これは1ヶ月の医療費に上限を設ける制度で、一般的な年収層であれば月々の支払いは8万円程度に抑えられます!
さらに、病院窓口での支払いを最初から限度額までに抑える仕組みも普及しています。
具体的な上限額の目安を知ることは家計管理の第一歩です。
年収約360万円なら月額約6万円、500万円なら約8万円、800万円なら約17万円が上限の目安となります。
日本人の平均的な年間医療費データを見ると、15〜44歳では約14万円に過ぎません。

若年層にとって医療費が1ヶ月に集中したとしても、高額療養費制度があるため、貯蓄で十分対応可能です。
がん保険への不安を抱く方も多いですが、最新の調査によれば、がんの治療費は平均60万〜100万円程度と言われています。

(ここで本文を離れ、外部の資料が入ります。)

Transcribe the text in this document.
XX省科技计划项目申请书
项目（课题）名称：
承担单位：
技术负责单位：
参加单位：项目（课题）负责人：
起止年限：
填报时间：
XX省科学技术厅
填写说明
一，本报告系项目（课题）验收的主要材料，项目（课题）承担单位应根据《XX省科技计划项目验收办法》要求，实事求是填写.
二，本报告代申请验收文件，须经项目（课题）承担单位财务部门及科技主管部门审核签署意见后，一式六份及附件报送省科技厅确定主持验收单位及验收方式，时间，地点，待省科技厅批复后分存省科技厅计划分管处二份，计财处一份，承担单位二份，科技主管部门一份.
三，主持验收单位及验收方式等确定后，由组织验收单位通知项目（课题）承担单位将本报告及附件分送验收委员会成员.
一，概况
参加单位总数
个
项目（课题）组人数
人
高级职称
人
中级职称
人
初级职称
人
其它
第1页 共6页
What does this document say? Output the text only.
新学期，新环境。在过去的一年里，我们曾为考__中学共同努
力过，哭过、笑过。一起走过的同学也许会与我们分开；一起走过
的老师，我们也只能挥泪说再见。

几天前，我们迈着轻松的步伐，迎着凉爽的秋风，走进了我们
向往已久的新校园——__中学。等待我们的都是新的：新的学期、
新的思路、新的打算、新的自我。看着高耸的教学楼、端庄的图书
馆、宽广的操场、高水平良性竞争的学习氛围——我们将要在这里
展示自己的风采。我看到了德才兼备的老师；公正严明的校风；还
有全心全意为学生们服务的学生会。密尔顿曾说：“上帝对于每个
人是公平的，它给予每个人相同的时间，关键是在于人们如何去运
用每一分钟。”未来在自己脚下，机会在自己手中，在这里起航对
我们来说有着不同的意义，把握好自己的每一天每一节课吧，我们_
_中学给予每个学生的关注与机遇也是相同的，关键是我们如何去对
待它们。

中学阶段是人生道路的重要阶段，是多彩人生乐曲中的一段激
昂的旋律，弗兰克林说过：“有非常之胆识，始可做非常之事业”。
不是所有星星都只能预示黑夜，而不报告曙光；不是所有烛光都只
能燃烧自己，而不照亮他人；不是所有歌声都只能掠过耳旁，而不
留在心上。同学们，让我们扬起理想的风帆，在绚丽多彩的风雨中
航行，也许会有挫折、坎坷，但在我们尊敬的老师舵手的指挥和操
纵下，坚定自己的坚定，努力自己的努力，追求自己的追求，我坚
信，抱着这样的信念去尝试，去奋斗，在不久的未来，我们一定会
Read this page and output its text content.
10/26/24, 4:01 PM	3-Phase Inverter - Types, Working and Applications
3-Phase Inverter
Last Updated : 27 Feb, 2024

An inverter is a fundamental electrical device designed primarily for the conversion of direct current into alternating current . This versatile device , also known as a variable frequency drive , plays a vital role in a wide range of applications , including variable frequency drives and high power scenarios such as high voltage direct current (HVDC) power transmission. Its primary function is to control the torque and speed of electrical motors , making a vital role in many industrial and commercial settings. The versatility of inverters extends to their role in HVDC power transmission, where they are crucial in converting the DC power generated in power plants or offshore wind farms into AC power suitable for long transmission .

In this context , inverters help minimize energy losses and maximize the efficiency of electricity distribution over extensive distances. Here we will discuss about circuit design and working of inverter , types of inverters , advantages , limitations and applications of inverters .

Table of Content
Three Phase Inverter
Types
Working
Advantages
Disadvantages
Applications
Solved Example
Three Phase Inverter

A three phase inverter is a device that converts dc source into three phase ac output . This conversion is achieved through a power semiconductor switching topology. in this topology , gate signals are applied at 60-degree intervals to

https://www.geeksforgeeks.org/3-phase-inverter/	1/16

この金額を貯蓄で賄える状態であれば、月々の保険料を支払うよりも効率的です。
会社員や公務員には、さらに強力なサポートがあります。
業務外の病気や怪我で働けなくなった場合、「傷病手当金」として最長1年6ヶ月、給与の約3分の2が支給されます!
業務中であれば「休業補償給付」が適用されます。
先進医療については、その希少性と確率を冷静に分析すべきです。
数百万の費用がかかる可能性はありますが、実際に適用される確率は極めて低く、そのためだけに高額な民間保険を維持するのは非効率です。
「保険に入っていて助かった」という成功体験は声が大きく聞こえますが、その裏には保険料を払い続けて一度も使わなかった圧倒的多数の人々がいます。

保険会社が利益を出しているという事実が、その構造を証明しています。
家計改善のための具体的ステップは以下の通りです。
① 自分の健康保険証の種類を確認し、利用できる公的制度(傷病手当金の有無など)を把握する。
② 現在の貯蓄額を、高額療養費制度の自己負担限度額(約8〜17万円)と比較する。
③ 貯蓄が十分なら民間保険を解約または見直し、浮いた資金を投資や自己投資へ回す。
自営業者やフリーランスで、どうしても不安な場合は「都民共済」などの共済を検討しましょう。
月額2000円程度の低コストで、入院1日目から保障が受けられるシンプルな設計が魅力です。
結局のところ、保険は「安心」という感情をいくらで買うかの問題に帰結します。
ロジカルに考えれば不要ですが、もし加入し続けるなら、それが貯蓄を減らす「損失」であることを自覚した上で選択すべきです。